Held herself opted out of Medicare as a physician last October, even though her ophthalmology practice sees many older Americans for treatments of cataracts and other eye diseases. She says some of her patients have “Medicare replacement plans.” In addition, her office tries to help patients understand what kind of coverage they have and help them file for reimbursement for themselves.

“That’s really more appropriate, because a patient’s agreement is with his or her insurance company,” she says. “My agreement is with my patient, not the insurance company. I tell my patients I am out-of-network and I work for you, but I will help you work with the insurance company you’re paying.”

“So, I might say to a patient, ‘You saw me today, and your copay would have been $65, but you have a follow-up visit at my office for $45. You saved $20 by not using your insurance.’”

Held warns people about to turn 65 that Medicare does not cover technology and innovation in ophthalmology. She explains how she works with patients who have Medicare:

If a cataract patient wants to have a special lens to correct astigmatism so she would not have to wear glasses after the surgery, Medicare will not pay for that lens. If she wants to have laser surgery, Medicare will not pay the additional cost for a laser, even though the outcomes are more predictable. So if a patient with Medicare comes to me to do the surgery, my fee includes the laser and the upgrade to the special lens. When I’ve compared my fee to that of my colleagues who accept Medicare, I am $1,000 less per eye than a colleague of mine five minutes away who is a Medicare participating provider. Patients who are smart and want that technology can come to me and file a Medicare opt-out form so they can private contract with me. They can use their Medicare Part B at the surgery center where I perform surgeries, pay me my direct fee, and save $1,000 per eye in this situation.

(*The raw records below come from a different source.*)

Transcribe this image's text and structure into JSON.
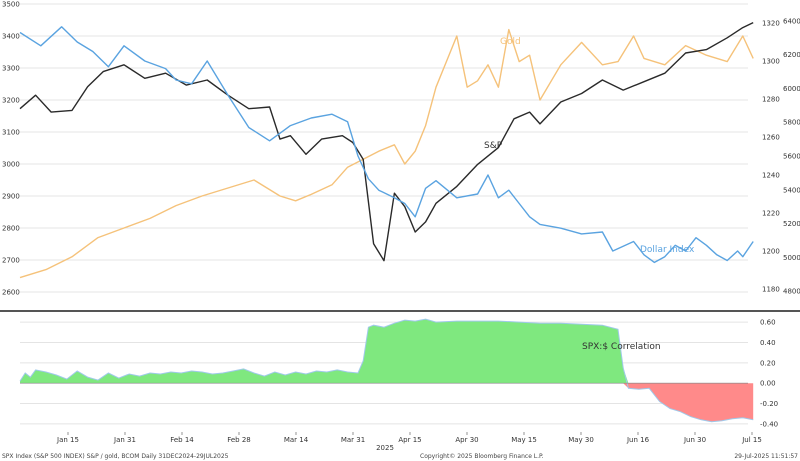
{
  "chart_data": [
    {
      "type": "line",
      "title": "",
      "x_labels": [
        "Jan 15",
        "Jan 31",
        "Feb 14",
        "Feb 28",
        "Mar 14",
        "Mar 31",
        "Apr 15",
        "Apr 30",
        "May 15",
        "May 30",
        "Jun 16",
        "Jun 30",
        "Jul 15"
      ],
      "x_sublabel": "2025",
      "x_count": 141,
      "left_axis": {
        "ticks": [
          "3500",
          "3400",
          "3300",
          "3200",
          "3100",
          "3000",
          "2900",
          "2800",
          "2700",
          "2600"
        ],
        "range": [
          2550,
          3500
        ]
      },
      "right_axis_outer": {
        "ticks": [
          "6400",
          "6200",
          "6000",
          "5800",
          "5600",
          "5400",
          "5200",
          "5000",
          "4800"
        ],
        "range": [
          4700,
          6500
        ]
      },
      "right_axis_inner": {
        "ticks": [
          "1320",
          "1300",
          "1280",
          "1260",
          "1240",
          "1220",
          "1200",
          "1180"
        ],
        "range": [
          1170,
          1330
        ]
      },
      "series": [
        {
          "name": "Gold",
          "axis": "left",
          "color": "#f5c27a",
          "points": [
            [
              0,
              2645
            ],
            [
              5,
              2670
            ],
            [
              10,
              2710
            ],
            [
              15,
              2770
            ],
            [
              20,
              2800
            ],
            [
              25,
              2830
            ],
            [
              30,
              2870
            ],
            [
              35,
              2900
            ],
            [
              40,
              2925
            ],
            [
              45,
              2950
            ],
            [
              50,
              2900
            ],
            [
              53,
              2885
            ],
            [
              56,
              2905
            ],
            [
              60,
              2935
            ],
            [
              63,
              2990
            ],
            [
              66,
              3015
            ],
            [
              69,
              3040
            ],
            [
              72,
              3060
            ],
            [
              74,
              3000
            ],
            [
              76,
              3040
            ],
            [
              78,
              3120
            ],
            [
              80,
              3240
            ],
            [
              82,
              3320
            ],
            [
              84,
              3400
            ],
            [
              86,
              3240
            ],
            [
              88,
              3260
            ],
            [
              90,
              3310
            ],
            [
              92,
              3240
            ],
            [
              94,
              3420
            ],
            [
              96,
              3320
            ],
            [
              98,
              3340
            ],
            [
              100,
              3200
            ],
            [
              104,
              3310
            ],
            [
              108,
              3380
            ],
            [
              112,
              3310
            ],
            [
              115,
              3320
            ],
            [
              118,
              3400
            ],
            [
              120,
              3330
            ],
            [
              124,
              3310
            ],
            [
              128,
              3370
            ],
            [
              132,
              3340
            ],
            [
              136,
              3320
            ],
            [
              139,
              3400
            ],
            [
              141,
              3330
            ]
          ]
        },
        {
          "name": "S&P",
          "axis": "right_outer",
          "color": "#2a2a2a",
          "points": [
            [
              0,
              5880
            ],
            [
              3,
              5960
            ],
            [
              6,
              5860
            ],
            [
              10,
              5870
            ],
            [
              13,
              6010
            ],
            [
              16,
              6100
            ],
            [
              20,
              6140
            ],
            [
              24,
              6060
            ],
            [
              28,
              6090
            ],
            [
              32,
              6020
            ],
            [
              36,
              6050
            ],
            [
              40,
              5960
            ],
            [
              44,
              5880
            ],
            [
              48,
              5890
            ],
            [
              50,
              5700
            ],
            [
              52,
              5720
            ],
            [
              55,
              5610
            ],
            [
              58,
              5700
            ],
            [
              62,
              5720
            ],
            [
              64,
              5680
            ],
            [
              66,
              5580
            ],
            [
              68,
              5080
            ],
            [
              70,
              4980
            ],
            [
              72,
              5380
            ],
            [
              74,
              5300
            ],
            [
              76,
              5150
            ],
            [
              78,
              5210
            ],
            [
              80,
              5320
            ],
            [
              84,
              5420
            ],
            [
              88,
              5550
            ],
            [
              92,
              5650
            ],
            [
              95,
              5820
            ],
            [
              98,
              5860
            ],
            [
              100,
              5790
            ],
            [
              104,
              5920
            ],
            [
              108,
              5970
            ],
            [
              112,
              6050
            ],
            [
              116,
              5990
            ],
            [
              120,
              6040
            ],
            [
              124,
              6090
            ],
            [
              128,
              6210
            ],
            [
              132,
              6230
            ],
            [
              136,
              6300
            ],
            [
              139,
              6360
            ],
            [
              141,
              6390
            ]
          ]
        },
        {
          "name": "Dollar Index",
          "axis": "right_inner",
          "color": "#5aa3e0",
          "points": [
            [
              0,
              1315
            ],
            [
              4,
              1308
            ],
            [
              8,
              1318
            ],
            [
              11,
              1310
            ],
            [
              14,
              1305
            ],
            [
              17,
              1297
            ],
            [
              20,
              1308
            ],
            [
              24,
              1300
            ],
            [
              28,
              1296
            ],
            [
              30,
              1290
            ],
            [
              33,
              1288
            ],
            [
              36,
              1300
            ],
            [
              40,
              1282
            ],
            [
              44,
              1265
            ],
            [
              48,
              1258
            ],
            [
              52,
              1266
            ],
            [
              56,
              1270
            ],
            [
              60,
              1272
            ],
            [
              63,
              1268
            ],
            [
              65,
              1250
            ],
            [
              67,
              1238
            ],
            [
              69,
              1232
            ],
            [
              72,
              1228
            ],
            [
              74,
              1225
            ],
            [
              76,
              1218
            ],
            [
              78,
              1233
            ],
            [
              80,
              1237
            ],
            [
              84,
              1228
            ],
            [
              88,
              1230
            ],
            [
              90,
              1240
            ],
            [
              92,
              1228
            ],
            [
              94,
              1232
            ],
            [
              96,
              1225
            ],
            [
              98,
              1218
            ],
            [
              100,
              1214
            ],
            [
              104,
              1212
            ],
            [
              108,
              1209
            ],
            [
              112,
              1210
            ],
            [
              114,
              1200
            ],
            [
              118,
              1205
            ],
            [
              120,
              1198
            ],
            [
              122,
              1194
            ],
            [
              124,
              1197
            ],
            [
              126,
              1203
            ],
            [
              128,
              1200
            ],
            [
              130,
              1207
            ],
            [
              132,
              1203
            ],
            [
              134,
              1198
            ],
            [
              136,
              1195
            ],
            [
              138,
              1200
            ],
            [
              139,
              1197
            ],
            [
              141,
              1205
            ]
          ]
        }
      ],
      "annotations": [
        "Gold",
        "S&P",
        "Dollar Index"
      ]
    },
    {
      "type": "area",
      "title": "SPX:$ Correlation",
      "y_axis": {
        "ticks": [
          "0.60",
          "0.40",
          "0.20",
          "0.00",
          "-0.20",
          "-0.40"
        ],
        "range": [
          -0.48,
          0.68
        ]
      },
      "positive_color": "#7fe87f",
      "negative_color": "#ff8a8a",
      "series": [
        {
          "name": "SPX:$ Correlation",
          "points": [
            [
              0,
              0.02
            ],
            [
              1,
              0.1
            ],
            [
              2,
              0.06
            ],
            [
              3,
              0.13
            ],
            [
              5,
              0.11
            ],
            [
              7,
              0.08
            ],
            [
              9,
              0.04
            ],
            [
              11,
              0.12
            ],
            [
              13,
              0.06
            ],
            [
              15,
              0.03
            ],
            [
              17,
              0.1
            ],
            [
              19,
              0.05
            ],
            [
              21,
              0.09
            ],
            [
              23,
              0.07
            ],
            [
              25,
              0.1
            ],
            [
              27,
              0.09
            ],
            [
              29,
              0.11
            ],
            [
              31,
              0.1
            ],
            [
              33,
              0.12
            ],
            [
              35,
              0.11
            ],
            [
              37,
              0.09
            ],
            [
              39,
              0.1
            ],
            [
              41,
              0.12
            ],
            [
              43,
              0.14
            ],
            [
              45,
              0.1
            ],
            [
              47,
              0.07
            ],
            [
              49,
              0.11
            ],
            [
              51,
              0.08
            ],
            [
              53,
              0.11
            ],
            [
              55,
              0.09
            ],
            [
              57,
              0.12
            ],
            [
              59,
              0.11
            ],
            [
              61,
              0.13
            ],
            [
              63,
              0.11
            ],
            [
              65,
              0.1
            ],
            [
              66,
              0.22
            ],
            [
              67,
              0.55
            ],
            [
              68,
              0.57
            ],
            [
              70,
              0.55
            ],
            [
              72,
              0.59
            ],
            [
              74,
              0.62
            ],
            [
              76,
              0.61
            ],
            [
              78,
              0.63
            ],
            [
              80,
              0.6
            ],
            [
              84,
              0.61
            ],
            [
              88,
              0.61
            ],
            [
              92,
              0.61
            ],
            [
              96,
              0.6
            ],
            [
              100,
              0.59
            ],
            [
              104,
              0.59
            ],
            [
              108,
              0.58
            ],
            [
              112,
              0.57
            ],
            [
              115,
              0.53
            ],
            [
              116,
              0.15
            ],
            [
              117,
              -0.05
            ],
            [
              119,
              -0.06
            ],
            [
              121,
              -0.05
            ],
            [
              123,
              -0.18
            ],
            [
              125,
              -0.25
            ],
            [
              127,
              -0.28
            ],
            [
              129,
              -0.33
            ],
            [
              131,
              -0.36
            ],
            [
              133,
              -0.38
            ],
            [
              135,
              -0.37
            ],
            [
              137,
              -0.35
            ],
            [
              139,
              -0.34
            ],
            [
              141,
              -0.36
            ]
          ]
        }
      ],
      "annotations": [
        "SPX:$ Correlation"
      ]
    }
  ],
  "footer": {
    "left": "SPX Index (S&P 500 INDEX) S&P / gold, BCOM  Daily 31DEC2024-29JUL2025",
    "center": "Copyright© 2025 Bloomberg Finance L.P.",
    "right": "29-Jul-2025 11:51:57"
  }
}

Held urges Americans who are on Medicare to explore options for private alternatives.

“People have to hunt around to find private health insurance plans that will take on older Americans who otherwise would be on Medicare Part B,” she says. “Health-sharing ministries were exempted from Obamacare and they often take on Medicare patients. There are other, more creative options out there, but people have to be willing to look for them if they really want to save money. Of course, we also have to be vigilant to ensure the government doesn’t shut this option down.”

Moving beyond the concept that “someone else” will pay for one’s health care means there will be more of a market for private insurance companies to contract with older Americans and for direct pay without the use of a third party payer system. If patients were able to purchase health insurance across state lines, competition among the insurance companies for that market would drive prices down as well.

Leftwing media, however, continue to pummel Americans with images of “throwing Granny off the cliff” whenever realistic alternatives to Medicare are raised.

“Some people are looking at Medicare as it has been, not as it will be under the new rules, which don’t even really kick in until 2017,” preventive medicine physician Dr. Lee Vliet explains to Breitbart News. “When people see that Medicare will be broke and thus will be restricting many more procedures that they may need, as well as hospital readmissions, etc. – and it will get worse when Obamacare’s Independent Payment Advisory Board gets here in 2017 – they will want some other options.”